Quote:
Originally Posted by Letrappes
Thanks for all the replies. I do like the lack of maintenance with the AGM batteries but I'm uncertain of how much longer they will last. I would rather go to the flooded style in the future when they die. Is there any way I can determine the potential life left in these batteries?

Scott,
Easiest way to get a reliable estimate of remaining capacity is to find someone with a sophisticated inductance/capacitance tester, like the Midtronics series.

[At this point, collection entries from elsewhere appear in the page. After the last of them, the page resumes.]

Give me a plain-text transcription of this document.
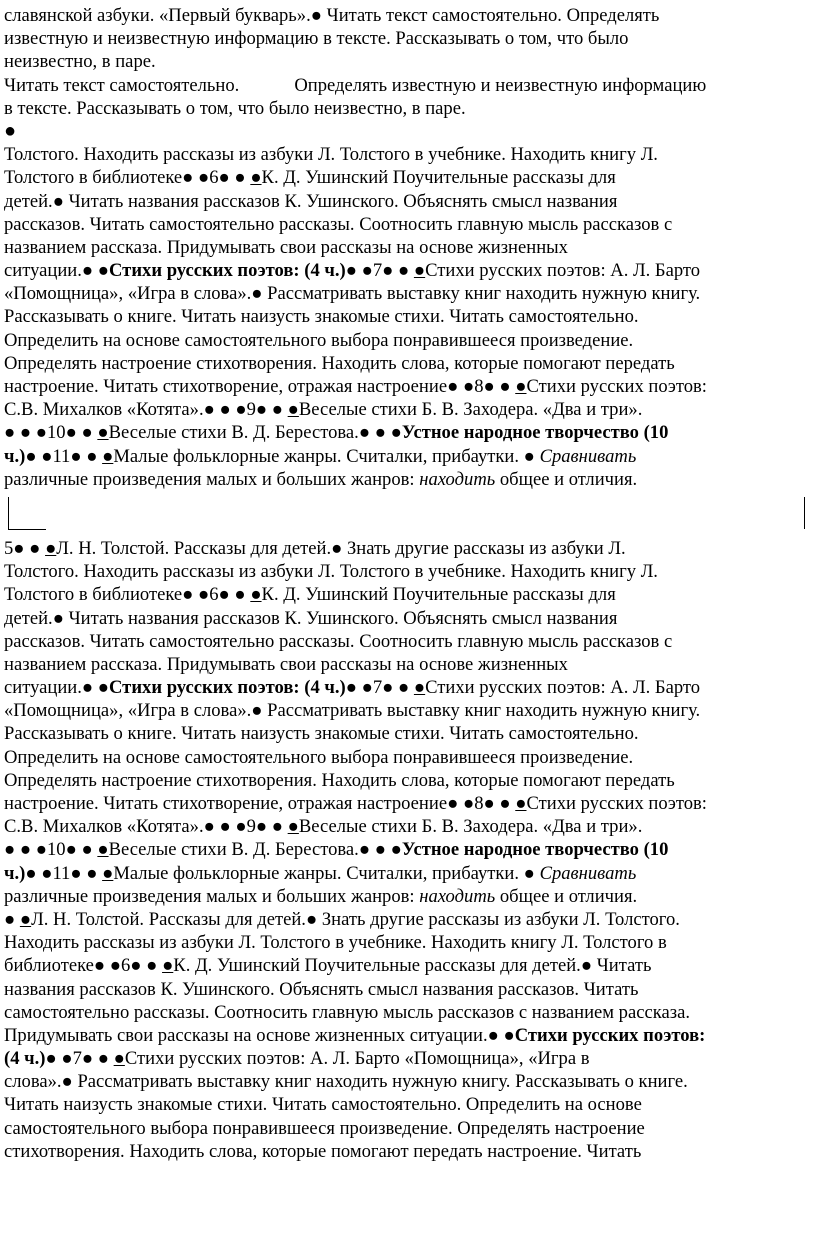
славянской азбуки. «Первый букварь».● Читать текст самостоятельно. Определять
известную и неизвестную информацию в тексте. Рассказывать о том, что было
неизвестно, в паре.
Читать текст самостоятельно.	Определять известную и неизвестную информацию
в тексте. Рассказывать о том, что было неизвестно, в паре.
●
Толстого. Находить рассказы из азбуки Л. Толстого в учебнике. Находить книгу Л.
Толстого в библиотеке● ●6● ● ●К. Д. Ушинский Поучительные рассказы для
детей.● Читать названия рассказов К. Ушинского. Объяснять смысл названия
рассказов. Читать самостоятельно рассказы. Соотносить главную мысль рассказов с
названием рассказа. Придумывать свои рассказы на основе жизненных
ситуации.● ●Стихи русских поэтов: (4 ч.)● ●7● ● ●Стихи русских поэтов: А. Л. Барто
«Помощница», «Игра в слова».● Рассматривать выставку книг находить нужную книгу.
Рассказывать о книге. Читать наизусть знакомые стихи. Читать самостоятельно.
Определить на основе самостоятельного выбора понравившееся произведение.
Определять настроение стихотворения. Находить слова, которые помогают передать
настроение. Читать стихотворение, отражая настроение● ●8● ● ●Стихи русских поэтов:
С.В. Михалков «Котята».● ● ●9● ● ●Веселые стихи Б. В. Заходера. «Два и три».
● ● ●10● ● ●Веселые стихи В. Д. Берестова.● ● ●Устное народное творчество (10
ч.)● ●11● ● ●Малые фольклорные жанры. Считалки, прибаутки. ● Сравнивать
различные произведения малых и больших жанров: находить общее и отличия.
5● ● ●Л. Н. Толстой. Рассказы для детей.● Знать другие рассказы из азбуки Л.
Толстого. Находить рассказы из азбуки Л. Толстого в учебнике. Находить книгу Л.
Толстого в библиотеке● ●6● ● ●К. Д. Ушинский Поучительные рассказы для
детей.● Читать названия рассказов К. Ушинского. Объяснять смысл названия
рассказов. Читать самостоятельно рассказы. Соотносить главную мысль рассказов с
названием рассказа. Придумывать свои рассказы на основе жизненных
ситуации.● ●Стихи русских поэтов: (4 ч.)● ●7● ● ●Стихи русских поэтов: А. Л. Барто
«Помощница», «Игра в слова».● Рассматривать выставку книг находить нужную книгу.
Рассказывать о книге. Читать наизусть знакомые стихи. Читать самостоятельно.
Определить на основе самостоятельного выбора понравившееся произведение.
Определять настроение стихотворения. Находить слова, которые помогают передать
настроение. Читать стихотворение, отражая настроение● ●8● ● ●Стихи русских поэтов:
С.В. Михалков «Котята».● ● ●9● ● ●Веселые стихи Б. В. Заходера. «Два и три».
● ● ●10● ● ●Веселые стихи В. Д. Берестова.● ● ●Устное народное творчество (10
ч.)● ●11● ● ●Малые фольклорные жанры. Считалки, прибаутки. ● Сравнивать
различные произведения малых и больших жанров: находить общее и отличия.
● ●Л. Н. Толстой. Рассказы для детей.● Знать другие рассказы из азбуки Л. Толстого.
Находить рассказы из азбуки Л. Толстого в учебнике. Находить книгу Л. Толстого в
библиотеке● ●6● ● ●К. Д. Ушинский Поучительные рассказы для детей.● Читать
названия рассказов К. Ушинского. Объяснять смысл названия рассказов. Читать
самостоятельно рассказы. Соотносить главную мысль рассказов с названием рассказа.
Придумывать свои рассказы на основе жизненных ситуации.● ●Стихи русских поэтов:
(4 ч.)● ●7● ● ●Стихи русских поэтов: А. Л. Барто «Помощница», «Игра в
слова».● Рассматривать выставку книг находить нужную книгу. Рассказывать о книге.
Читать наизусть знакомые стихи. Читать самостоятельно. Определить на основе
самостоятельного выбора понравившееся произведение. Определять настроение
стихотворения. Находить слова, которые помогают передать настроение. Читать
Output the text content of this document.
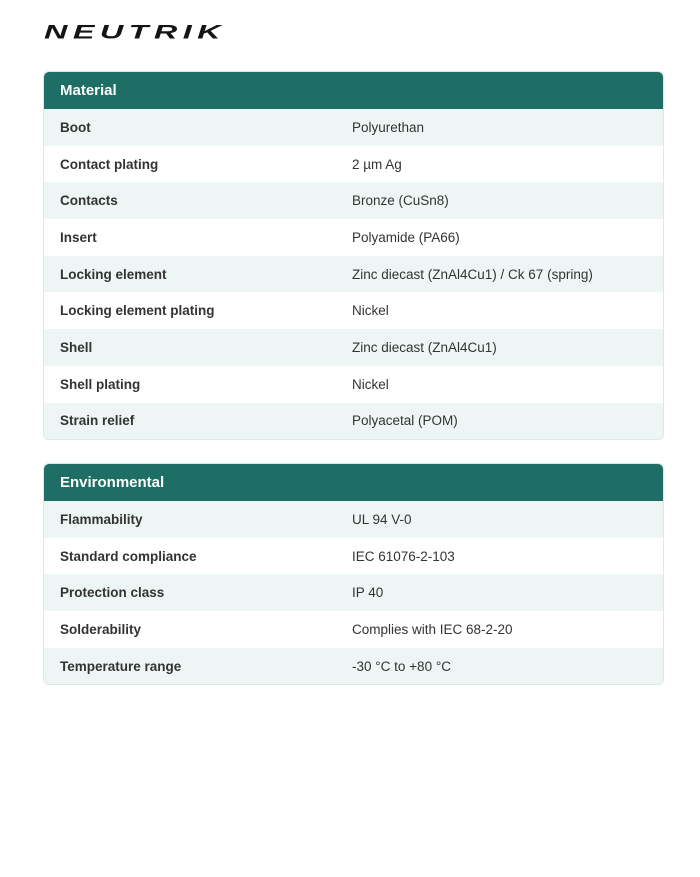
NEUTRIK
Material
Boot	Polyurethan
Contact plating	2 µm Ag
Contacts	Bronze (CuSn8)
Insert	Polyamide (PA66)
Locking element	Zinc diecast (ZnAl4Cu1) / Ck 67 (spring)
Locking element plating	Nickel
Shell	Zinc diecast (ZnAl4Cu1)
Shell plating	Nickel
Strain relief	Polyacetal (POM)
Environmental
Flammability	UL 94 V-0
Standard compliance	IEC 61076-2-103
Protection class	IP 40
Solderability	Complies with IEC 68-2-20
Temperature range	-30 °C to +80 °C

These are too costly to buy for your needs (about $600), but they'll tell you the remaining capacity pretty quickly.
Failing that, there's only one reliable way to test remaining capacity, and that's by doing a controlled C/20 load test. This means you fully charge the batteries, then attach a resistive load calculated to be approximately 1/20th the battery capacity, and let it go for upwards of 20 hours or until the voltage drops to 10.5VDC.
A group 27 AGM has between 90100AH capacity. Say 100AH to make the calculation easy. So, if you hooked up one of these to a load you'd want a 100/20 = 5 amp load. Five amps @ 12 volts = 60 watts, so a 60 watt load would be appropriate to do a load test on one of your group 27 batteries.
As noted above, a halogen car headlamp might do the trick. These tend to be about 55 watts or 4.6 amps....a little less than the target 5 amp load. And, guess what? If your AGM battery were only about 92AH instead of 100AH  as many are  then the 4.6 amp load would be right on target :)
Alternatively, you can probably find four 15watt 12V bulbs at West Marine. Hook all 4 up in parallel and attach to the battery under test. Then, take periodic voltage readings over the next hours until you get to 10.5VDC.
If you only get 10 hours, that means the battery only has 1/2 capacity left.
If you only get 5 hours, that means the battery only has 1/4 capacity left.
When you're done testing each battery, be sure to fully charge it....don't let it sit discharged.
Good luck. Let us know what you find.